Among the great Kavya of Kalidas, the most famous are the Ritusamhara or the ‘Cycle of the Seasons’, Meghaduta or the ‘Cloud Messenger’, Kumarsambhava or the ‘Birth of Kumara’, and Raghuvamsa or the ‘Race of Raghu’.
The ‘Cycle of Seasons’ is a wonderful description of Nature and its rhythms in relation to human moods and sentiments. The ‘Cloud Messenger’ describes the emotion of an exiled Yaksha from heaven who sends his message to his wife through a passing cloud. Kumarasambhava describes the wedding of Siva and Parvati, and the birth of the god of war for destruction of a demon. The Raghuvamsa, which is a Mahakavya, describes of Rama’s ancestors, of Rama himself, and of Rama’s successors in Ayodhya.

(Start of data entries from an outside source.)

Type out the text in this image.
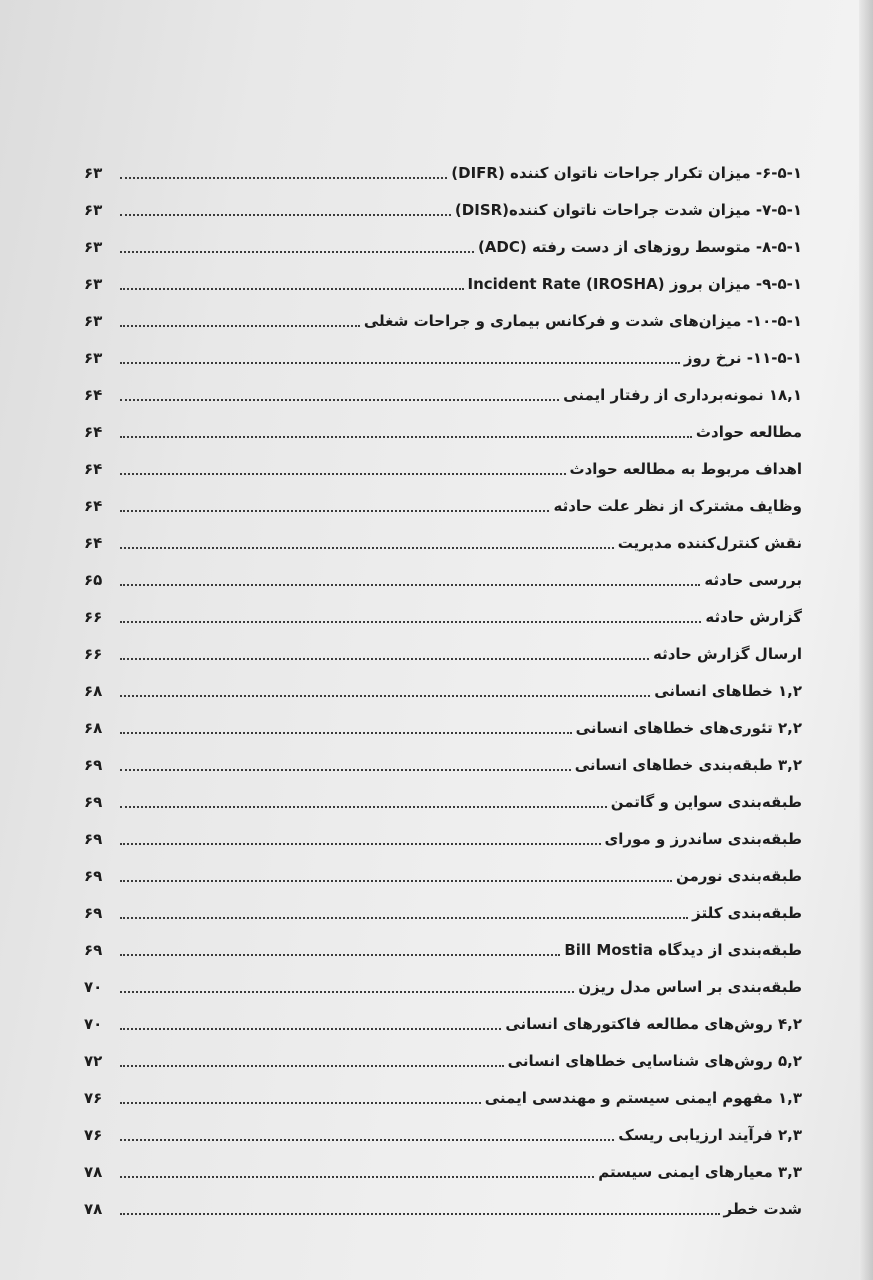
۶-۵-۱- میزان تکرار جراحات ناتوان کننده (DIFR)
۶۳
۷-۵-۱- میزان شدت جراحات ناتوان کننده(DISR)
۶۳
۸-۵-۱- متوسط روزهای از دست رفته (ADC)
۶۳
۹-۵-۱- میزان بروز Incident Rate (IROSHA)
۶۳
۱۰-۵-۱- میزان‌های شدت و فرکانس بیماری و جراحات شغلی
۶۳
۱۱-۵-۱- نرخ روز
۶۳
۱۸,۱ نمونه‌برداری از رفتار ایمنی
۶۴
مطالعه حوادث
۶۴
اهداف مربوط به مطالعه حوادث
۶۴
وظایف مشترک از نظر علت حادثه
۶۴
نقش کنترل‌کننده مدیریت
۶۴
بررسی حادثه
۶۵
گزارش حادثه
۶۶
ارسال گزارش حادثه
۶۶
۱,۲ خطاهای انسانی
۶۸
۲,۲ تئوری‌های خطاهای انسانی
۶۸
۳,۲ طبقه‌بندی خطاهای انسانی
۶۹
طبقه‌بندی سواین و گاتمن
۶۹
طبقه‌بندی ساندرز و مورای
۶۹
طبقه‌بندی نورمن
۶۹
طبقه‌بندی کلتز
۶۹
طبقه‌بندی از دیدگاه Bill Mostia
۶۹
طبقه‌بندی بر اساس مدل ریزن
۷۰
۴,۲ روش‌های مطالعه فاکتورهای انسانی
۷۰
۵,۲ روش‌های شناسایی خطاهای انسانی
۷۲
۱,۳ مفهوم ایمنی سیستم و مهندسی ایمنی
۷۶
۲,۳ فرآیند ارزیابی ریسک
۷۶
۳,۳ معیارهای ایمنی سیستم
۷۸
شدت خطر
۷۸
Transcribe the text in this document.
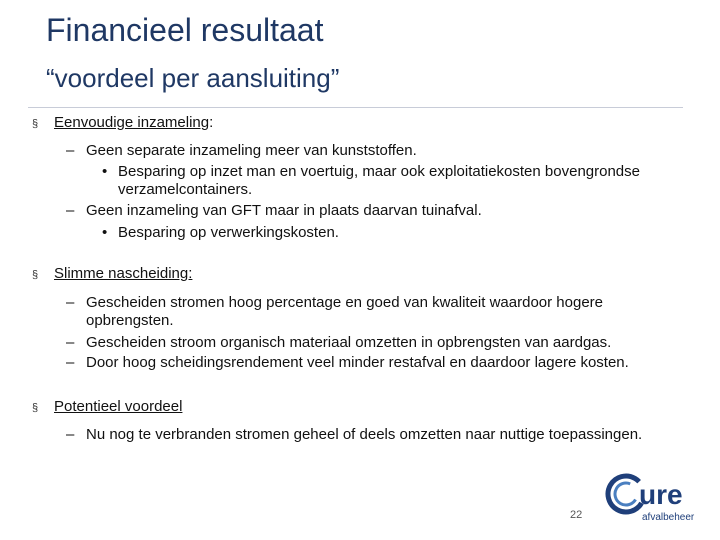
Financieel resultaat
“voordeel per aansluiting”
§ Eenvoudige inzameling:
– Geen separate inzameling meer van kunststoffen.
• Besparing op inzet man en voertuig, maar ook exploitatiekosten bovengrondse
verzamelcontainers.
– Geen inzameling van GFT maar in plaats daarvan tuinafval.
• Besparing op verwerkingskosten.
§ Slimme nascheiding:
– Gescheiden stromen hoog percentage en goed van kwaliteit waardoor hogere
opbrengsten.
– Gescheiden stroom organisch materiaal omzetten in opbrengsten van aardgas.
– Door hoog scheidingsrendement veel minder restafval en daardoor lagere kosten.
§ Potentieel voordeel
– Nu nog te verbranden stromen geheel of deels omzetten naar nuttige toepassingen.
22
ure
afvalbeheer
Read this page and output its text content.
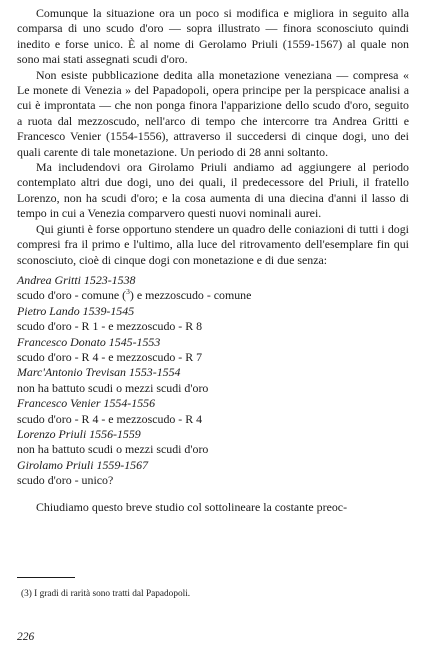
Comunque la situazione ora un poco si modifica e migliora in seguito alla comparsa di uno scudo d'oro — sopra illustrato — finora sconosciuto quindi inedito e forse unico. È al nome di Gerolamo Priuli (1559-1567) al quale non sono mai stati assegnati scudi d'oro.

Non esiste pubblicazione dedita alla monetazione veneziana — compresa « Le monete di Venezia » del Papadopoli, opera principe per la perspicace analisi a cui è improntata — che non ponga finora l'apparizione dello scudo d'oro, seguito a ruota dal mezzoscudo, nell'arco di tempo che intercorre tra Andrea Gritti e Francesco Venier (1554-1556), attraverso il succedersi di cinque dogi, uno dei quali carente di tale monetazione. Un periodo di 28 anni soltanto.

Ma includendovi ora Girolamo Priuli andiamo ad aggiungere al periodo contemplato altri due dogi, uno dei quali, il predecessore del Priuli, il fratello Lorenzo, non ha scudi d'oro; e la cosa aumenta di una diecina d'anni il lasso di tempo in cui a Venezia comparvero questi nuovi nominali aurei.

Qui giunti è forse opportuno stendere un quadro delle coniazioni di tutti i dogi compresi fra il primo e l'ultimo, alla luce del ritrovamento dell'esemplare fin qui sconosciuto, cioè di cinque dogi con monetazione e di due senza:

Andrea Gritti 1523-1538
scudo d'oro - comune ($^3$) e mezzoscudo - comune
Pietro Lando 1539-1545
scudo d'oro - R 1 - e mezzoscudo - R 8
Francesco Donato 1545-1553
scudo d'oro - R 4 - e mezzoscudo - R 7
Marc'Antonio Trevisan 1553-1554
non ha battuto scudi o mezzi scudi d'oro
Francesco Venier 1554-1556
scudo d'oro - R 4 - e mezzoscudo - R 4
Lorenzo Priuli 1556-1559
non ha battuto scudi o mezzi scudi d'oro
Girolamo Priuli 1559-1567
scudo d'oro - unico?

Chiudiamo questo breve studio col sottolineare la costante preoc-

(3) I gradi di rarità sono tratti dal Papadopoli.
226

The extravagant beauty of style, the poetic emotion in description; the close observations on Nature and life, the majestic appeal to human mind, and the serenity of the themes, rendered the works of Kalidas immortal. Kalidas’s contributions made the world literature richer.
The western world came to regard some of the works of Mahakavi Kalidas as so excellent in philosophy and feeling that they could not find their parallel in other great languages. In Meghaduta or the ‘cloud messenger’, Kalidas described the separation of a lover from his beloved, and asked a floating cloud to travel far to carry and pass over his message of love.